Code outlining is best understood using a simple example. First, refer to Figure 7.1. This is the initial console application code. It contains a routine called Main, a class declaration, a namespace declaration, and several using
statements. The code outline groupings that you see in the selection margin visually indicate code regions that can be collapsed or hidden from view.
Because the class declaration is a logical container, the selection margin for that line of code contains a collapse box (a box with a minus sign). A line is drawn from the collapse box to the end of the container. (In this case, because you are dealing with C#, the class declaration is delimited by a curly brace.) If you click the collapse box for the class declaration, Visual Studio hides all the code contained within that declaration.

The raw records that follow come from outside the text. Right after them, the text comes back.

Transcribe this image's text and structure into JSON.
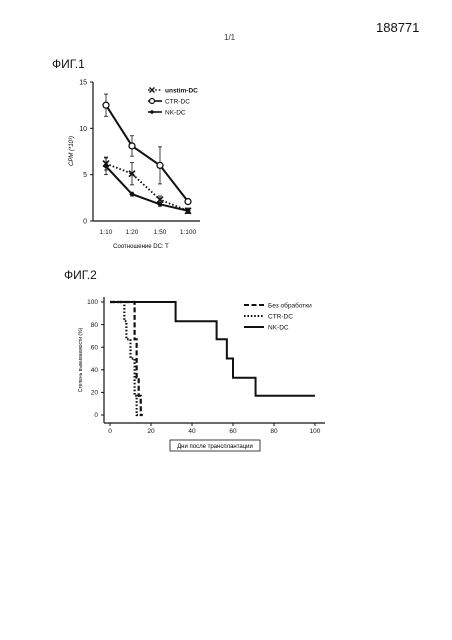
{
  "header": {
    "patent_number": "188771",
    "page_number": "1/1"
  },
  "figures": [
    {
      "label": "ФИГ.1"
    },
    {
      "label": "ФИГ.2"
    }
  ],
  "colors": {
    "ink": "#111111",
    "background": "#ffffff"
  },
  "chart_data": [
    {
      "type": "line",
      "categories": [
        "1:10",
        "1:20",
        "1:50",
        "1:100"
      ],
      "ylabel": "CPM (*10³)",
      "xlabel": "Соотношение DC: T",
      "ylim": [
        0,
        15
      ],
      "yticks": [
        0,
        5,
        10,
        15
      ],
      "legend_position": "top-right",
      "error_bars": true,
      "series": [
        {
          "name": "unstim-DC",
          "marker": "x",
          "line": "dotted",
          "values": [
            6.2,
            5.1,
            2.3,
            1.1
          ],
          "errors": [
            0.7,
            1.2,
            0.4,
            0.3
          ]
        },
        {
          "name": "CTR-DC",
          "marker": "open-circle",
          "line": "solid",
          "values": [
            12.5,
            8.1,
            6.0,
            2.1
          ],
          "errors": [
            1.2,
            1.1,
            2.0,
            0
          ]
        },
        {
          "name": "NK-DC",
          "marker": "filled-diamond",
          "line": "solid",
          "values": [
            5.9,
            2.9,
            1.8,
            1.1
          ],
          "errors": [
            0.9,
            0.2,
            0.2,
            0.2
          ]
        }
      ]
    },
    {
      "type": "line",
      "step": true,
      "ylabel": "Степень выживаемости (%)",
      "xlabel": "Дни после трансплантации",
      "xlim": [
        -5,
        100
      ],
      "ylim": [
        0,
        100
      ],
      "xticks": [
        0,
        20,
        40,
        60,
        80,
        100
      ],
      "yticks": [
        0,
        20,
        40,
        60,
        80,
        100
      ],
      "legend_position": "top-right",
      "series": [
        {
          "name": "Без обработки",
          "line": "dashed",
          "x": [
            0,
            12,
            12,
            13,
            13,
            14,
            14,
            15,
            15,
            16
          ],
          "y": [
            100,
            100,
            67,
            67,
            33,
            33,
            17,
            17,
            0,
            0
          ]
        },
        {
          "name": "CTR-DC",
          "line": "dotted",
          "x": [
            0,
            7,
            7,
            8,
            8,
            10,
            10,
            12,
            12,
            13,
            13,
            14
          ],
          "y": [
            100,
            100,
            83,
            83,
            67,
            67,
            50,
            50,
            17,
            17,
            0,
            0
          ]
        },
        {
          "name": "NK-DC",
          "line": "solid",
          "x": [
            0,
            32,
            32,
            52,
            52,
            57,
            57,
            60,
            60,
            71,
            71,
            100
          ],
          "y": [
            100,
            100,
            83,
            83,
            67,
            67,
            50,
            50,
            33,
            33,
            17,
            17
          ]
        }
      ]
    }
  ]
}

Figure 7.7 shows how the editor window looks with this code hidden from view. Note that the collapse box has changed to a plus sign, indicating that you can click the box to reshow the now-hidden code and that the first line of code for the class declaration has been altered to include a trailing box with an ellipsis.
The HTML Editor also supports outlining in this fashion. HTML elements can be expanded or collapsed to show or hide their containing elements.
Several code outlining commands are available under the Edit, Outlining menu (see Figure 7.8):
Toggle Outlining Expansion—Based on the current cursor position in the editor window, hides or unhides the outline region.
Toggle All Outlining—Hides or unhides all outline regions in the editor.
Stop Outlining—Turns off automatic code outlining (any hidden regions are expanded). This command is available only if automatic outlining is turned on.
Stop Hiding Current—Removes the outline for the currently selected region. This command is available only if automatic outlining has been turned off.
Collapse to Definitions—Hides all procedure regions. This command is useful for distilling a type down to single lines of code for all its members.
Start Automatic Outlining—Enables the code outlining feature. This command is available only if outlining is currently turned off.
Code outlining is a convenience mechanism: by hiding currently irrelevant sections of code, you decrease the visible surface of the code file and increase code readability. You can pick and choose the specific regions to view based on the task at hand.
Tip
If you place the mouse pointer over the ellipsis box of a hidden code region, the contents of that hidden region are displayed to you in a ToolTip-style box; this is done without having to expand and reshow the code region.